En la torre Hoteitsuba, ambos Líderes de la KRS y la SRS seguían charlando de anécdotas y novedades. Especialmente, desde que Cleven se marchó, Pipi podía ver que a su amigo no se le despegaba esa sonrisa orgullosa de la cara, y ahora ambos no paraban de hablar de sus respectivas hijas.
—Por cierto, ¿mencionaste antes que Álex se hizo amiga íntima de Nakuru al poco de comenzar el curso? —apuntó Neuval con curiosidad.
—Sí —sonrió Pipi felizmente—. Me llevé una alegría, cuando Álex me dijo que ya había hecho una amiga y me dijo el nombre de Nak. Es decir, ya me entiendes, todo padre querría que su hijo o hija tuviera de amiga a alguien como Nakuru, ¿verdad?
—Sin duda, mi Suna es una chica excepcional —afirmó Neuval, aunque luego entornó los ojos, denotando su sospecha sobre algo—. ¿Cómo de íntima… es con ella? —quiso saber.
—Pues… se ven todos los días en el instituto, pero por lo visto también quedan juntas después, para dar una vuelta y tomar algo… Todos los fines de semana también quedan… Hablan constantemente por el móvil… —A Neuval le fue creciendo una sonrisilla pícara—. ¿A qué viene esa cara de duende maléfico? —se mosqueó Pipi.
—Sí que son íntimas, sí…
—Eh, ¿qué insinúas? Tu hija ha sido íntima de Nakuru desde la infancia. Ellas hacen exactamente lo mismo, ¿no?
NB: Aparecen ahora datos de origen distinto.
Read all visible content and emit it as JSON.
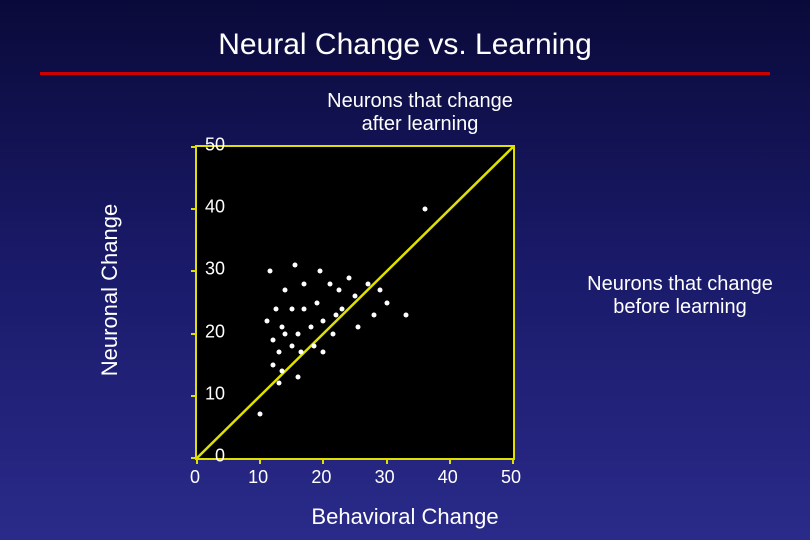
{
  "title": "Neural Change vs. Learning",
  "annotations": {
    "top": "Neurons that change\nafter learning",
    "right": "Neurons that change\nbefore learning"
  },
  "axes": {
    "xlabel": "Behavioral Change",
    "ylabel": "Neuronal Change"
  },
  "chart": {
    "type": "scatter",
    "xlim": [
      0,
      50
    ],
    "ylim": [
      0,
      50
    ],
    "xtick_step": 10,
    "ytick_step": 10,
    "xticks": [
      "0",
      "10",
      "20",
      "30",
      "40",
      "50"
    ],
    "yticks": [
      "0",
      "10",
      "20",
      "30",
      "40",
      "50"
    ],
    "background_color": "#000000",
    "border_color": "#e0e000",
    "diagonal_color": "#e0e000",
    "diagonal_width": 2,
    "point_color": "#ffffff",
    "point_size": 5,
    "tick_fontsize": 18,
    "label_fontsize": 22,
    "title_fontsize": 30,
    "points": [
      [
        10,
        7
      ],
      [
        11,
        22
      ],
      [
        11.5,
        30
      ],
      [
        12,
        15
      ],
      [
        12,
        19
      ],
      [
        12.5,
        24
      ],
      [
        13,
        12
      ],
      [
        13,
        17
      ],
      [
        13.5,
        14
      ],
      [
        13.5,
        21
      ],
      [
        14,
        20
      ],
      [
        14,
        27
      ],
      [
        15,
        18
      ],
      [
        15,
        24
      ],
      [
        15.5,
        31
      ],
      [
        16,
        13
      ],
      [
        16,
        20
      ],
      [
        16.5,
        17
      ],
      [
        17,
        24
      ],
      [
        17,
        28
      ],
      [
        18,
        21
      ],
      [
        18.5,
        18
      ],
      [
        19,
        25
      ],
      [
        19.5,
        30
      ],
      [
        20,
        22
      ],
      [
        20,
        17
      ],
      [
        21,
        28
      ],
      [
        21.5,
        20
      ],
      [
        22,
        23
      ],
      [
        22.5,
        27
      ],
      [
        23,
        24
      ],
      [
        24,
        29
      ],
      [
        25,
        26
      ],
      [
        25.5,
        21
      ],
      [
        27,
        28
      ],
      [
        28,
        23
      ],
      [
        29,
        27
      ],
      [
        30,
        25
      ],
      [
        33,
        23
      ],
      [
        36,
        40
      ]
    ]
  },
  "style": {
    "slide_bg_top": "#0a0a3a",
    "slide_bg_bottom": "#2a2a8a",
    "rule_color": "#cc0000",
    "text_color": "#ffffff"
  }
}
—Mmnno, “hermanito”, Cleven y Nakuru son íntimas amigas, pero la relación que llevan es un 35 % menos intensa que lo que acabas de describir.
—¿Ah?
—Pipi. Nicolás. Amigo —intentó explicarle Neuval—. ¿Dónde está tu infalible instinto supremo, tu olfato, tu perspicacia? ¿Sólo te funciona con los criminales o qué?
—¿Ah? —repitió.
—Vamos a ver. Las veces que Álex te ha hablado de Nakuru, y las veces que tú la has mirado mientras hablaba con ella por el móvil y tal… ¿Qué tipo de expresión emocional tenía durante esas acciones?
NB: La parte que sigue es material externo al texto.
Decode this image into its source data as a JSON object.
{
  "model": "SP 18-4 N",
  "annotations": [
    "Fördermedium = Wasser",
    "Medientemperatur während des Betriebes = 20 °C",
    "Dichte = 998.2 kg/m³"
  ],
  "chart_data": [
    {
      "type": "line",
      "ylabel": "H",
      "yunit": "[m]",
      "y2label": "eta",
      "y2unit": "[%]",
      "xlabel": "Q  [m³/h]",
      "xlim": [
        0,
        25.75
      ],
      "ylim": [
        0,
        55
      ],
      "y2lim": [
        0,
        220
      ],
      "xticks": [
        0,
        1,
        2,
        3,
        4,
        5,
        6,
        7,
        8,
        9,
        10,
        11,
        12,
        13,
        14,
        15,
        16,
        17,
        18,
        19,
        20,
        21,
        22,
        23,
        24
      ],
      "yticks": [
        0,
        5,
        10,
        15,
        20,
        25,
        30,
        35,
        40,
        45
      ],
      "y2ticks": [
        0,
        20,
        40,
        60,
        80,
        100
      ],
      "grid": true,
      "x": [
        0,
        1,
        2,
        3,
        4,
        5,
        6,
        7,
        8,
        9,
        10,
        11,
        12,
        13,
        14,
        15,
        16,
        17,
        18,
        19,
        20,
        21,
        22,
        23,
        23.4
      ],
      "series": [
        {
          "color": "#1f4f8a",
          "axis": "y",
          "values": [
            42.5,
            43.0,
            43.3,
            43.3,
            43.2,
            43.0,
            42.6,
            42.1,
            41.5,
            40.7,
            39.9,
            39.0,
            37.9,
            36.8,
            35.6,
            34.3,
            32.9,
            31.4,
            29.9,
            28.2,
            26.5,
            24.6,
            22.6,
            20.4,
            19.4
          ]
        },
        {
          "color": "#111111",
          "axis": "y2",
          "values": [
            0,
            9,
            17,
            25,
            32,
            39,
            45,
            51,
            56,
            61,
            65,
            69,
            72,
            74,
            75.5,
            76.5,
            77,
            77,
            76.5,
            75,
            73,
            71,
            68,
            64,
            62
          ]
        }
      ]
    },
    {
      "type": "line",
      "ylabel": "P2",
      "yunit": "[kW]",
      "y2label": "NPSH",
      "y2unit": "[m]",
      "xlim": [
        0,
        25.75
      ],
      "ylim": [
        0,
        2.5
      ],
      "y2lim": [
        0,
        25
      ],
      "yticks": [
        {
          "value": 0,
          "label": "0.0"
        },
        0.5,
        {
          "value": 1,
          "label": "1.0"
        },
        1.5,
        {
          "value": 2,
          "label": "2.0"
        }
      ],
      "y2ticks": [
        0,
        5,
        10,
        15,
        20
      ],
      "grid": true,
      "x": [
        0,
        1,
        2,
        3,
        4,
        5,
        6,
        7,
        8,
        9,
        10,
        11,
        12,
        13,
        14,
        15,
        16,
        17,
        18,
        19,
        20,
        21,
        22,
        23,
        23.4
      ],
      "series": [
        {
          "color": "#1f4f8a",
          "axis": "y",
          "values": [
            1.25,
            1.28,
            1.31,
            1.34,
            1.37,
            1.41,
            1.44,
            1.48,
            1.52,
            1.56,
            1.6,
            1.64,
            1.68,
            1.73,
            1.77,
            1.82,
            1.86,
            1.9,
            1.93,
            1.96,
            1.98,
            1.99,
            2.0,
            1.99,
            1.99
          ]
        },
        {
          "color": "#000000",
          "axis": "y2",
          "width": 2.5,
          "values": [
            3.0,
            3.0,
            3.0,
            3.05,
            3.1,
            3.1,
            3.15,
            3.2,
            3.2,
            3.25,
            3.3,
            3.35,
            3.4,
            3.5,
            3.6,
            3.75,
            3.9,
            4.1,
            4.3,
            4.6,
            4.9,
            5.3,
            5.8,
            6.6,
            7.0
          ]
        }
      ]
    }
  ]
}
Pipi se quedó procesando un rato. Recordó dichas ocasiones con detalle, y esta vez, las analizó como iris. Ojos brillantes, pupilas dilatadas, mejillas sonrojadas, sonrisa radiante, voz ligera y dulce… Todo este tiempo, y se daba cuenta ahora.
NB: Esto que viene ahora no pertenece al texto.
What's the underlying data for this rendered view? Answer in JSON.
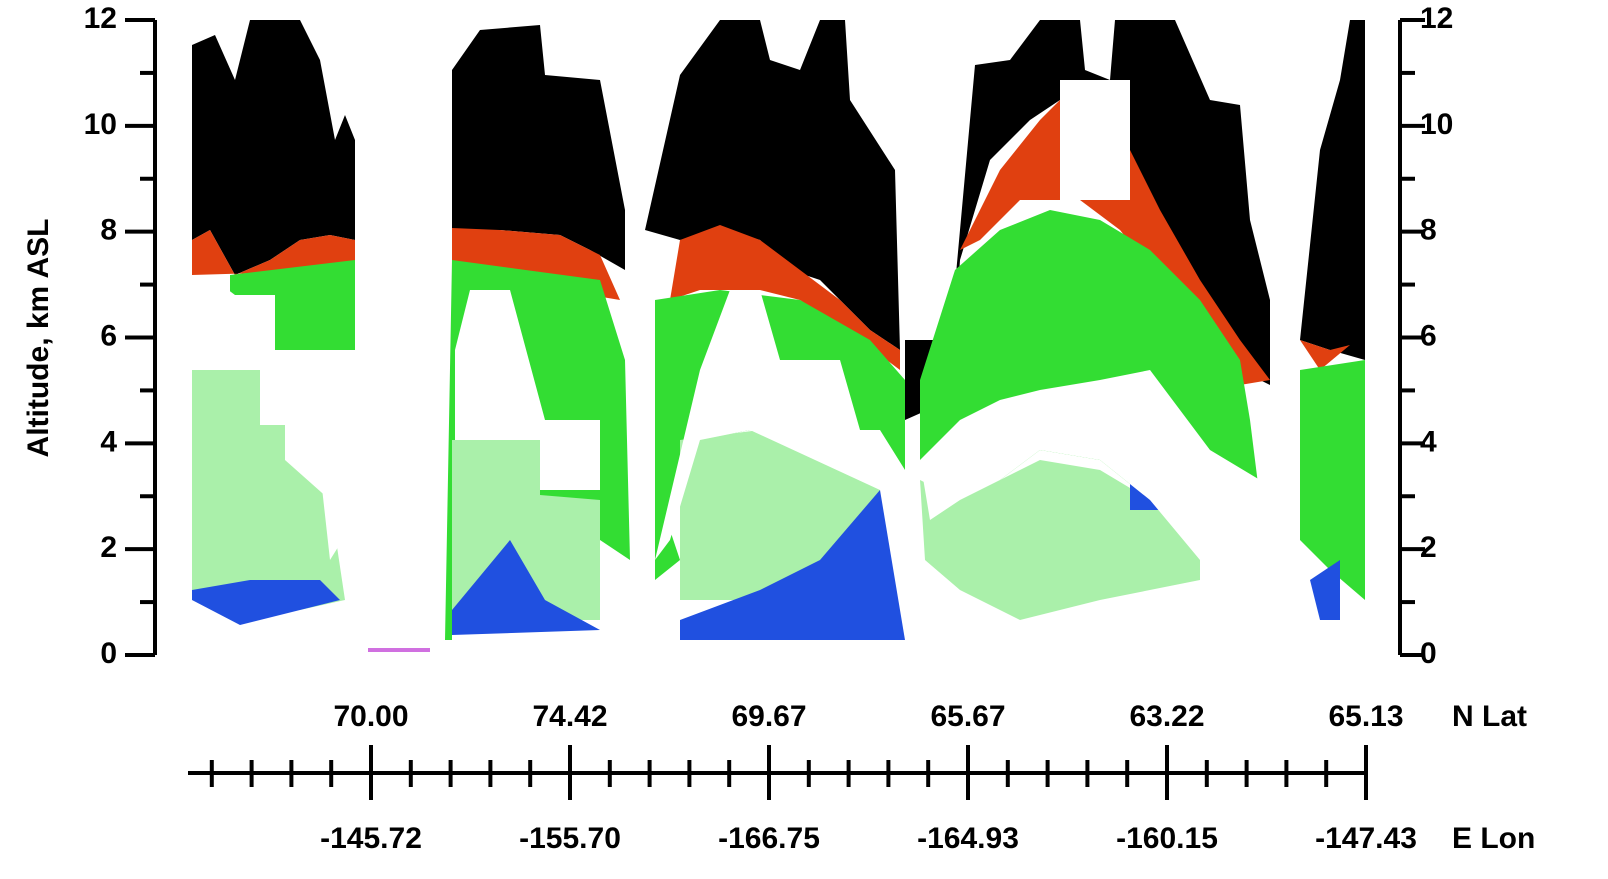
{
  "chart_data": {
    "type": "curtain",
    "ylabel": "Altitude, km ASL",
    "ylim": [
      0,
      12
    ],
    "yticks": [
      0,
      2,
      4,
      6,
      8,
      10,
      12
    ],
    "y_minor_ticks": [
      1,
      3,
      5,
      7,
      9,
      11
    ],
    "y2lim": [
      0,
      12
    ],
    "y2ticks": [
      0,
      2,
      4,
      6,
      8,
      10,
      12
    ],
    "lat_title": "N Lat",
    "lat_labels": [
      "70.00",
      "74.42",
      "69.67",
      "65.67",
      "63.22",
      "65.13"
    ],
    "lon_title": "E Lon",
    "lon_labels": [
      "-145.72",
      "-155.70",
      "-166.75",
      "-164.93",
      "-160.15",
      "-147.43"
    ]
  }
}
Pipi se quedó como un monigote en la silla.
—Mm, hm —asintió Neuval, sonriendo divertido.
—¿¡Qué!? —exclamó por fin.
—Mm, hm.
—¡Pero ella…! ¡Q…! —casi se levantó de su silla, y se puso a mirar de un lado a otro, como intentando encontrar todo el resto de señales que se había estado perdiendo en años—. ¡No puede ser verdad!
—¿Tanto te disgusta esta noticia? —se sorprendió el Fuu.
—¡Claro que me disgusta! ¿¡Cómo no me va a disgustar que Álex no me haya dicho nunca nada!? ¡Esto es algo importante de ella, y yo creía que ella me lo contaba todo! ¿Por qué no me lo ha dicho nunca? —miró a su amigo con pena—. Yo creía que Álex sabía que podía contarme cualquier cosa, ¿por qué esto no? ¿Es porque en realidad no me ve de confianza? ¿Le he dado esa impresión? Siempre he procurado ser ese tipo de padre cuya hija sintiera que podía contarle cualquier cosa. ¿Le da miedo mi reacción o algo? ¿Cree que mi reacción la defraudaría? ¿Cómo puede pensar eso de mí? ¿Cuándo le he hecho pensar eso…?
—Ssh, ssh… —Neuval, que se había levantado de su sitio y se había acercado a él, fue posando las manos en sus hombros y dándole palmaditas—. No pasa naaada, ssh… Estás teniendo otro de esos ataquitos de pánico irracional que tanta satisfacción me dan.
—¡Neu! —levantó la cabeza con ojos dolidos y enfadados.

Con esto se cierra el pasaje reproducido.